Sunday 20 May 2018

Sovereignty of Wedding Tea & Pastry


What with doing a 9 mile walk along the SW Coastal Path from St Ives to Zennor, we thought we'd nicely missed The Wedding, but when we got back to the holiday let we found out that Hay's dad and his girlfriend had suffered a catastrophic TV failure and had missed it - Hay's dad had somehow, accidentally managed to disconnect the aerial. That meant we had to sit through the entire, interminable thing on iPlayer after I got the TV working again - there was no compromise as far as his girlfriend was concerned.

The bride wore a nice dress and the groom wore a uniform, although the uniform looked like it was from the Undertakers' Regiment - didn't he have anything red in his wardrobe?

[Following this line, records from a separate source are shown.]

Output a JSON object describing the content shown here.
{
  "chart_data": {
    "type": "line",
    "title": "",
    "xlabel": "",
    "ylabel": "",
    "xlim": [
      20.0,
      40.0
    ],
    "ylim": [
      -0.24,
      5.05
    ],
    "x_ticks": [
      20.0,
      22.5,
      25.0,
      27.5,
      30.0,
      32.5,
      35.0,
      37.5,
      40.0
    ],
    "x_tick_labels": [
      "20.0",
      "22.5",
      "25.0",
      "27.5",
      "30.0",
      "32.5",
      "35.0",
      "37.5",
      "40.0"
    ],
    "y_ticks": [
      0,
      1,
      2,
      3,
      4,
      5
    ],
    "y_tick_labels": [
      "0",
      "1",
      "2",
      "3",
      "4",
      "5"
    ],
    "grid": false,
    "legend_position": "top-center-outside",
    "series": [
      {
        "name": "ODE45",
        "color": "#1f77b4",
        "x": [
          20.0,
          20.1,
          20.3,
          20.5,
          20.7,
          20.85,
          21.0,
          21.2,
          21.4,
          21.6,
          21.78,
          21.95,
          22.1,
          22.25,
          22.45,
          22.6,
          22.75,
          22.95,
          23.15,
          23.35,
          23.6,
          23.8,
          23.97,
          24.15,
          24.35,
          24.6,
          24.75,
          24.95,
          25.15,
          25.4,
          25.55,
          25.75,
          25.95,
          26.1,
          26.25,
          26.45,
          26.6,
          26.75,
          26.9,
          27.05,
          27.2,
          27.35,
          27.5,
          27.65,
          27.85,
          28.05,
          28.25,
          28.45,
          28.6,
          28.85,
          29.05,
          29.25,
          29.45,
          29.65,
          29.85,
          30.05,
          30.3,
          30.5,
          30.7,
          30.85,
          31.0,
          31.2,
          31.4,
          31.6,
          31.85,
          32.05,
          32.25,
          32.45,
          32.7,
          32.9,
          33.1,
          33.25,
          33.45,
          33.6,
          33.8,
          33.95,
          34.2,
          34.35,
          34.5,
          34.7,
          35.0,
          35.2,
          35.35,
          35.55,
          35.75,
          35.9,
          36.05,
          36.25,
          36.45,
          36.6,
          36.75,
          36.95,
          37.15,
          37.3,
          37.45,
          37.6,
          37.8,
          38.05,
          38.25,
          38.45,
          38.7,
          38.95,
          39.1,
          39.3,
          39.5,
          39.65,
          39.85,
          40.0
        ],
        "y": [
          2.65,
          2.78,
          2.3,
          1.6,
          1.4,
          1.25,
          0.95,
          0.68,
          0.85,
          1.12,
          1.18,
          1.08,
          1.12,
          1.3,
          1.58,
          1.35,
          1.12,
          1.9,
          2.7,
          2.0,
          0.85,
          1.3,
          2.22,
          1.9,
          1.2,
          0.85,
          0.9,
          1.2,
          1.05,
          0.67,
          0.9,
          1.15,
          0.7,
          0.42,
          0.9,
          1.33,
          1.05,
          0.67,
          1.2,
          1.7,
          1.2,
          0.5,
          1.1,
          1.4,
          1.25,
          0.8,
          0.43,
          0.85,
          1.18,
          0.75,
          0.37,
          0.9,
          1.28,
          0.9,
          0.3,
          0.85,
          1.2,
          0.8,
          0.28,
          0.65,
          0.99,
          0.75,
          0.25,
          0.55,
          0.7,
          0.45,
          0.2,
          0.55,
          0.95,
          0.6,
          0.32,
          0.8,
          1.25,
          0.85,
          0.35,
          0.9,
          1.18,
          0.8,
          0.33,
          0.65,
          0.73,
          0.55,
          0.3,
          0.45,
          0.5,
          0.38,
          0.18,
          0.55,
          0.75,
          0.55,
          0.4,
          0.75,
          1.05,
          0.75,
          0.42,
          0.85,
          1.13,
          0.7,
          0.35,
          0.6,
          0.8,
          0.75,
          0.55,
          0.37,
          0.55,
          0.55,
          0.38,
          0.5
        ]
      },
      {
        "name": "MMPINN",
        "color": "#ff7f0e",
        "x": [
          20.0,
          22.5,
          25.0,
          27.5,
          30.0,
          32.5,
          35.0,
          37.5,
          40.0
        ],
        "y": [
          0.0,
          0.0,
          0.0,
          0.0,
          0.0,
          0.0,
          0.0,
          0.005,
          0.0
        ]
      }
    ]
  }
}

The American, pantomime bishop was good, but someone should have hoicked him off after the first 5 minutes. Beckham's tattooed neck added a nice touch of Thug Life to the proceedings (was he chewing gum?). I thought it would have been a nice touch if Prince Philip could have been asked to walk her down the aisle - it would have been his final hurrah.

The papers are going to have a field day today with images of grumpy celebrities and yawns. It was a nice wedding though. Eventually went to bed at 8.30, as I was knackered and in no mood for more wedding analysis.

Woke up this morning to find Harry had bought Megan an E-Type Jag as a wedding present but, sensibly, he drove it. Bit over the top, if you ask me - hope it's not coming from my taxes. The Sunday Times shows a picture on the cover of the couple, with Harry sporting the rictus grin of one who has been forced to smile all day (I call it the Wallace and Gromit grin). We've watched Harry grow up in the glare of the media spotlight - it must be like living in a permanent Truman Show for him, but he's in on the act. Her too now.

This preoccupation with sovereignty is becoming a bit silly. Spotted these in a cupboard in the holiday let:


Never seen any tea plantations in either county. Everyone knows the tea is actually grown in the foothills of the Pennines in Lancashire and imported into Yorkshire and Cornwall where it's then rebranded...

Is it just me, or has Trump got Mr Pastry as his National Security Advisor?